LOS MÉRITOS DE LA FE
La fe es oscura para el entendimiento, como noche, escribió fray Juan de la Cruz en el primer libro de la Subida. Pero la insistencia del amor sobre ella fue aclarando poco a poco sus hebras oscuras y la noche de la fe se convirtió para él en llamarada, en un voraz incendio sobre sus ramas secas.
La Sagrada Escritura se encarga de señalar los méritos y las consecuencias de haber creído en Abraham, en Moisés, en Isaac, en la Virgen Santísima, que fue feliz precisamente por creer en el anuncio del ángel... en tantos como se fiaron de Jesús por lo que dijo, por cómo había vivido. Tengo en mi casa una copia de La duda de Santo Tomás, de Caravaggio y, mirándola, me alegro a solas porque yo nunca necesité meter el puño en su costado: me bastó con el eco de su voz incesante, con la dulce costumbre de su verdad.
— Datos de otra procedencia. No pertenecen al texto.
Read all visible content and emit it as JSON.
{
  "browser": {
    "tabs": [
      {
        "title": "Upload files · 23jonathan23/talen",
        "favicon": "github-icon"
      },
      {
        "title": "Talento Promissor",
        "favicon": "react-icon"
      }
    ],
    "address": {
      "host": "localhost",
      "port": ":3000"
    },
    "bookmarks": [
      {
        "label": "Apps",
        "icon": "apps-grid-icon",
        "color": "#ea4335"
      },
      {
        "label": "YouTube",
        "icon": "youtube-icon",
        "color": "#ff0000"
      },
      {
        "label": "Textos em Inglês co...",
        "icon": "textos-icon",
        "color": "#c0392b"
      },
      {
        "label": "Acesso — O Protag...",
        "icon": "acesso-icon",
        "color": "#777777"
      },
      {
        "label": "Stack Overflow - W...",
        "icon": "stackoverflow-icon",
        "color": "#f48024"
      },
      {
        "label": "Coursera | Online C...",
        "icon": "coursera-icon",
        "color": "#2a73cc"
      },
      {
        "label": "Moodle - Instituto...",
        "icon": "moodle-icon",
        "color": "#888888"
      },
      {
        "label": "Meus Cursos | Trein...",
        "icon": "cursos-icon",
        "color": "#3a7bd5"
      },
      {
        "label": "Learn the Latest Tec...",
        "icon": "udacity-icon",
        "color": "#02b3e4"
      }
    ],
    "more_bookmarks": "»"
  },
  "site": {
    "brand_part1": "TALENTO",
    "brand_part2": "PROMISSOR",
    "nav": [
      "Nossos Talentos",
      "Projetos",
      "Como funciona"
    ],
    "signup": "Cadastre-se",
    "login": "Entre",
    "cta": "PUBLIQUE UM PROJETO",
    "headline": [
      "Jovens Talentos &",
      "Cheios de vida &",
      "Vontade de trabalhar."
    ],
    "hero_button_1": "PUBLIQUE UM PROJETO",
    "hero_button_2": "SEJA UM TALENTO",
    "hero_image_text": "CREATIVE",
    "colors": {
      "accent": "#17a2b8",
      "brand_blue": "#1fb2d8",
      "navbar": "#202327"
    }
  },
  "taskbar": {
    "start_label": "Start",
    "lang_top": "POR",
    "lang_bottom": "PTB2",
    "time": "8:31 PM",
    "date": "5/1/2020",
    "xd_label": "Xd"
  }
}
Sin embargo, creer también es un ejercicio para el que se precisa, como advierte fray Bernabé de Jesús, que fue testigo del orar sanjuanista, una cueva, es decir, una soledad desde donde pueda contemplarse el cielo, el río y el campo.
Porque mirando al CIELO, se tiene constancia verdadera de que no alcanzan los brazos para llegar arriba, ni los ojos para contar las estrellas que cambian de sitio y de baile para que no nos atrevamos a ponerle nombre creyendo que las de esta noche son las mismas que ayer nos alumbraron. CIELO para asegurarnos que siempre habrá allá arriba una luz suficiente, un inmenso candelabro que parpadea.
EL RÍO que veía fray Juan desde su cueva segoviana, se llevaba al mar la contradicción de ser hombre y a la par elegido para ser divino, las incomprensiones que se sufren cuando no todos escuchan la misma campana que anima a la danza del bien. El RÍO se lleva la silueta de las horas ciertas que pasaron creyendo que durarían toda la vida. Otra agua nos traerá mañana seguramente. Otra esperanza de ver con las primeras luces la fe crecida.
Seguro que fray Juan miraba el CAMPO con los ojos de ver la tierra que da cosechas y la tierra que se nos abre para la sepultura. Azorín escribía que la catedral de Segovia navega entre trigos amarillos. Esos trigos serán pan y Eucaristía, serán fuerza para que nunca la duda nos convenza.
CIELO, RÍO Y CAMPO y la FE dentro, como el mejor regalo, como un hijo que dejáramos en el regazo de la vida.